The mermaid hoax fooled enough people after the episode aired that "mermaids" trended for a while Monday and Tuesday morning.

But Mermaids: The New Evidence was just a follow-up to last season's obvious hoax: Mermaids: The Body Found.

The mermaid hoax show was aired without any hints about it's veracity, and so viewers just assumed mermaids now existed.

Animal Planet even released a press release for their mermaid hoax, which included a line about "an interview with former NOAA scientist, Paul Robertson."

The whole cast of "Scientists" were trained actors, who in the special find evidence of mermaids in the Greenland Sea. The mermaid hoax worked wonderfully, though with millions of viewers transfixed by the "evidence" presented. 

Unlike Alien Autopsy and other mockumentary specials on television, there was no opportunity for viewers to cut through the fiction during this mermaid hoax. 

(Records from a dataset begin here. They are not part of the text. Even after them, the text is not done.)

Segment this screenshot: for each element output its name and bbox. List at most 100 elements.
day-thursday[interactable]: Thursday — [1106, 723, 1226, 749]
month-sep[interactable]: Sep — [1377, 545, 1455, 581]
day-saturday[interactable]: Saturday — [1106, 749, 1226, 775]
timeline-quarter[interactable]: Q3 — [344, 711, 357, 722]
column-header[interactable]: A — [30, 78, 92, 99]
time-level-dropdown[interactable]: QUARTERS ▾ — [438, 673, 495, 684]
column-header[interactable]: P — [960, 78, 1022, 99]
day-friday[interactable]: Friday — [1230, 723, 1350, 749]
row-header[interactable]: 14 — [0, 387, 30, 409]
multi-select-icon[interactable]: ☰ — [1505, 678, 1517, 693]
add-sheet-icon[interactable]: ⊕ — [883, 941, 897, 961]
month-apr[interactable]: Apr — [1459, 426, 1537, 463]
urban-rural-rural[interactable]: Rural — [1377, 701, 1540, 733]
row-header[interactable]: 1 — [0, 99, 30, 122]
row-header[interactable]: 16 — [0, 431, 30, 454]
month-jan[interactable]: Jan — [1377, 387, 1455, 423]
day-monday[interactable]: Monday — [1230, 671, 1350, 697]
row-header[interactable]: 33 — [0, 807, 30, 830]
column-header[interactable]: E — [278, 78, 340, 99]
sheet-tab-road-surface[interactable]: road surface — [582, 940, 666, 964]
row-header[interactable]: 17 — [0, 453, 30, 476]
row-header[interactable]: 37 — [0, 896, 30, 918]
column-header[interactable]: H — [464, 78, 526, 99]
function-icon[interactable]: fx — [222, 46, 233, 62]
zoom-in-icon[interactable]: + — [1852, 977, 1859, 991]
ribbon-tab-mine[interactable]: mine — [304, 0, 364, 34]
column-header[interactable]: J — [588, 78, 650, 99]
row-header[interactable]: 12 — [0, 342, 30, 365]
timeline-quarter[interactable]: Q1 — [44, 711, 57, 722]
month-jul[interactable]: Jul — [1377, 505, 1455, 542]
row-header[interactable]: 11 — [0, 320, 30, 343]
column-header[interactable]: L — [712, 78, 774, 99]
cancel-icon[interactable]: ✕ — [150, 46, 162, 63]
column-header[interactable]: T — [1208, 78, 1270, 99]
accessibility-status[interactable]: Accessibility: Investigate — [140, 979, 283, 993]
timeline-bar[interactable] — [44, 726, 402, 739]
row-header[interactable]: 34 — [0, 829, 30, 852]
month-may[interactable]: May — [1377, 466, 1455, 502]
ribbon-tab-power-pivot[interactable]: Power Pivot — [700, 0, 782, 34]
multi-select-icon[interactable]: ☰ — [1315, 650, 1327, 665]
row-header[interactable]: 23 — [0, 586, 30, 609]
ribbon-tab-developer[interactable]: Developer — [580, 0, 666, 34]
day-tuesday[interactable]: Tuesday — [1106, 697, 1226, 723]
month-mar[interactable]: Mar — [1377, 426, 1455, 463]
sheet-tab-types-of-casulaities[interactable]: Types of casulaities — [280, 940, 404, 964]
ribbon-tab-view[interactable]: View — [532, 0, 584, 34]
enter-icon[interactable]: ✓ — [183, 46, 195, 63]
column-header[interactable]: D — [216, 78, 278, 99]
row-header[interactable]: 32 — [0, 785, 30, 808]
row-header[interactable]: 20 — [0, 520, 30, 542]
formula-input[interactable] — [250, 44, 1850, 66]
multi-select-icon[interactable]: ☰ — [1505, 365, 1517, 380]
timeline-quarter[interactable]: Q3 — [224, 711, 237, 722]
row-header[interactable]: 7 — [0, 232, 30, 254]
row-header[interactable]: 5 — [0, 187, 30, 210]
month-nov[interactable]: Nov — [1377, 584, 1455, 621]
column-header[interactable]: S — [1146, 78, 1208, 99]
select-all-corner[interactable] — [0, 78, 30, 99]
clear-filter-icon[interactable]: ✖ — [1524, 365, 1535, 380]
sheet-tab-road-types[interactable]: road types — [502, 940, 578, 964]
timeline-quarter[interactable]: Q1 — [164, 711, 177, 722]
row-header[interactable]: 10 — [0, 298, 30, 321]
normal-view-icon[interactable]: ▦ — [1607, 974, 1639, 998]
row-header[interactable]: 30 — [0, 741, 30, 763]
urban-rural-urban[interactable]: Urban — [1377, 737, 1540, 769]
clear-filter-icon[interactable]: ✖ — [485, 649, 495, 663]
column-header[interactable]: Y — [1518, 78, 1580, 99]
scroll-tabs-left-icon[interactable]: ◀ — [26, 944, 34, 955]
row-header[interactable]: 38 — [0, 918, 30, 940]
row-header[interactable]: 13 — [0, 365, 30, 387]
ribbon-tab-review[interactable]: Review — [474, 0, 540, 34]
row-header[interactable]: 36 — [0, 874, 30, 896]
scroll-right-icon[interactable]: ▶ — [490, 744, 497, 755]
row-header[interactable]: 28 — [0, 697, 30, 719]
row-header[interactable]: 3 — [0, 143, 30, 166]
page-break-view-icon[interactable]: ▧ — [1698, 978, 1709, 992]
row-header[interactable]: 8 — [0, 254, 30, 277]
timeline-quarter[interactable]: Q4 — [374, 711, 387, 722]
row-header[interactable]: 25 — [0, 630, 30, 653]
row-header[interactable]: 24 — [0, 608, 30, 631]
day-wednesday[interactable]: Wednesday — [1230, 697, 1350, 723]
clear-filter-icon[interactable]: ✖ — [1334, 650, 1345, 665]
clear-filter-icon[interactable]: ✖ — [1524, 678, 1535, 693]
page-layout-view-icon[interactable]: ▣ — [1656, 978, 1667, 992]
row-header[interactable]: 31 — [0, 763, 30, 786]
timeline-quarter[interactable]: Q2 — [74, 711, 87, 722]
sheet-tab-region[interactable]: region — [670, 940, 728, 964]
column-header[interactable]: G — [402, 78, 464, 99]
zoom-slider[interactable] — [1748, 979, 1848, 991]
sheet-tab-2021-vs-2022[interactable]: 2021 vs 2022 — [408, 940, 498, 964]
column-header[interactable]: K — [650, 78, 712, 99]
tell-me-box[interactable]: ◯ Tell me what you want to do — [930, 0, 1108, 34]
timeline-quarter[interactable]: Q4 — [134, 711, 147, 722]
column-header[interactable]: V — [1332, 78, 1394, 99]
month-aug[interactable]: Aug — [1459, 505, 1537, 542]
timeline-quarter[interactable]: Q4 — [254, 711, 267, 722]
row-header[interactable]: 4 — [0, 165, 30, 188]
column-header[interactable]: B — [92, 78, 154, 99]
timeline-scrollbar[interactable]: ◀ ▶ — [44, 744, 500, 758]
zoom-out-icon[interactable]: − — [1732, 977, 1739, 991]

Animal Planet played along with the mermaid hoax and you would have to be watching the closing credits extra closely to see that th mermaid hoax labeled as "science fiction."

But with over 2 million species on the planet, you'd think viewers would want actual, you know, organisms.

Animal Planet's previous high for an episode was, no joke, Dragons: A Fantasy Made Real.

Now, with this newest mermaid hoax, Animal Planet has a new record high for television viewers, and it was believable for enough people that the NOAA (National Oceanic and Atmospheric Association) had to release a statement assuring people that no evidence of mermaids has ever been found:

"The belief in mermaids may have arisen at the very dawn of our species. Magical female figures first appear in cave paintings in the late Paleolithic (Stone Age) period some 30,000 years ago, when modern humans gained dominion over the land and, presumably, began to sail the seas. Half-human creatures, called chimeras, also abound in mythology - in addition to mermaids, there were wise centaurs, wild satyrs, and frightful minotaurs, to name but a few. But are mermaids real? No evidence of aquatic humanoids has ever been found."

The mermaid hoax continues to affirm the, just made-up adage: people will believe anything if you put it on TV and trot out a "scientist."